#5 おかげさまで

 「もう少し学ばせてください」。

音大を主席で卒業したが仕事がない。

まだ学びが足りない私は両親にお願いした。

「元気に働けるうちはこちらも頑張るから」と支援してくれ、留学を決めた。

それからスイスで受験をし、ドイツ語を勉強し、アパートを決め、留学の手続きに奔走した。

 いざ留学。準備万端で成田に乗り込み、出国前夜を居酒屋で楽しんだ。

その夜だった。それまで何の差し支えもなく馬車馬のように走り続けた私の体が、ついに悲鳴を上げた。

翌日の飛行機には乗れず、新幹線で福島に帰った。全てがキャンセルになってしまった。

家族は「生き急ぎ過ぎていたんだ。少しゆっくりしなさい」と慰めてくれたが、私はもうこれで終わりかと、人生の底を感じた。

 時を同じくして、祖母ががんのステージ4と診断された。

私は両親が共働きだったため、幼稚園と小学校は祖父母の家から通っていた。その頃はまだ祖父も働いていたから、祖母と私はたくさんの時間を一緒に過ごした。

思い出、たくさんある。

まだ思い出にするには早過ぎる。

まだ生きていてほしい…。

焦燥感に駆られ、どうにもできない自分にいら立った。

 なにより祖母本人が相当なショックだったと思うし、家族は最悪の事態も覚悟しなければいけなかった。
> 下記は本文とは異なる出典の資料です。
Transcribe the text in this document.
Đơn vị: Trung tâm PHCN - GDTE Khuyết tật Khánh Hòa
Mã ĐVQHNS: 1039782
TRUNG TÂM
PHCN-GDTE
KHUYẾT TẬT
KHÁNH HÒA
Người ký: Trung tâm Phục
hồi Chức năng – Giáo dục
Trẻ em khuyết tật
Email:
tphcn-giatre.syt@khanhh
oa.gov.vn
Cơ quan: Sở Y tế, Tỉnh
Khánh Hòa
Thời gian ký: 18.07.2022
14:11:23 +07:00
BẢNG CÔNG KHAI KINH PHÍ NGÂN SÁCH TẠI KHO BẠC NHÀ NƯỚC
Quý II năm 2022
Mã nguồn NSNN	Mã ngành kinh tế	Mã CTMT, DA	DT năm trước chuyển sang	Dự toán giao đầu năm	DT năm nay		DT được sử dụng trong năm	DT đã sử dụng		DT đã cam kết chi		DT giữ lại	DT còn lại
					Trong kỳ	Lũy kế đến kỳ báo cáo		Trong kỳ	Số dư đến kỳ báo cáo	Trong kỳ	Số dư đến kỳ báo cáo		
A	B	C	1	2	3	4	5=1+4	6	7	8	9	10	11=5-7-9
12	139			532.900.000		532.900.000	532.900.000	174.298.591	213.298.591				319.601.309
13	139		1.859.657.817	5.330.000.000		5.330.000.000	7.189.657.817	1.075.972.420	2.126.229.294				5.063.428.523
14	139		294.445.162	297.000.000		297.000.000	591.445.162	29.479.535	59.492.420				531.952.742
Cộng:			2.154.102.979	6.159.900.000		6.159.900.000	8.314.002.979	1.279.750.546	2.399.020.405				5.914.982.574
緩和ケアも視野に入れて考え始めたが、私は祖母にこう伝えた。

 「俺がいるから、じいちゃんのことや家のことは任せて治療に専念しよう。諦めないで頑張ろう」

 私自身が体を壊し留学できなかったのに、

〈この時間は祖父母をサポートするために神様が与えてくれたのだ〉

と都合よくポジティブになれた。

そして祖母は少しずつ前を向いてくれ、家族で闘うことを決めた。

 それから入院して壮絶な治療が始まった。

何をしていても見えない恐怖が漂っていた。

ほぼ毎日祖父にご飯を作って、何度も病院に行った。

着替えや飲み物を持って行き、「大丈夫? 元気出してね」と言って帰ってくるが、抗がん剤の副作用は想像をはるかに超えて心を締め付けた。

〈絶対に死ぬな〉何度も何度も心の中で唱えた。

 しかし病室の祖母はいつも笑顔だった。絶対につらいはずなのに…。

〈私が人生を諦めてどうするんだ〉

祖母の闘病を支えているはずなのに、私が励まされていた。

自分だけに不幸が降りかかったと思い、神様はなんて意地悪なんだと、責任転嫁してしまっていたが、それは間違いだと気付かされた。

 半年たってなんと祖母は寛解した。

なんという生命力だ。

医者も家族も皆が驚き安堵した。

〈神様はその人が乗り越えられる試練を与えてくれている〉

今度は私の番。

半年遅れたが心身ともに充足し、決意新たにスイスへと旅立った。

 それから10年以上たった今、祖父母は私の娘たちと歌を歌い、一緒に脳トレパズルをしている。

医者から5年生きられれば素晴らしいと言われていた祖母…。

今ではひ孫に会う度に声のトーンが艶やかに上がる。

そして祖父は言う。

「ヒロタカ(私のこと)は空気のようだ。お陰様で生きていられる」―。

私こそお陰様で良い人生を歩めている。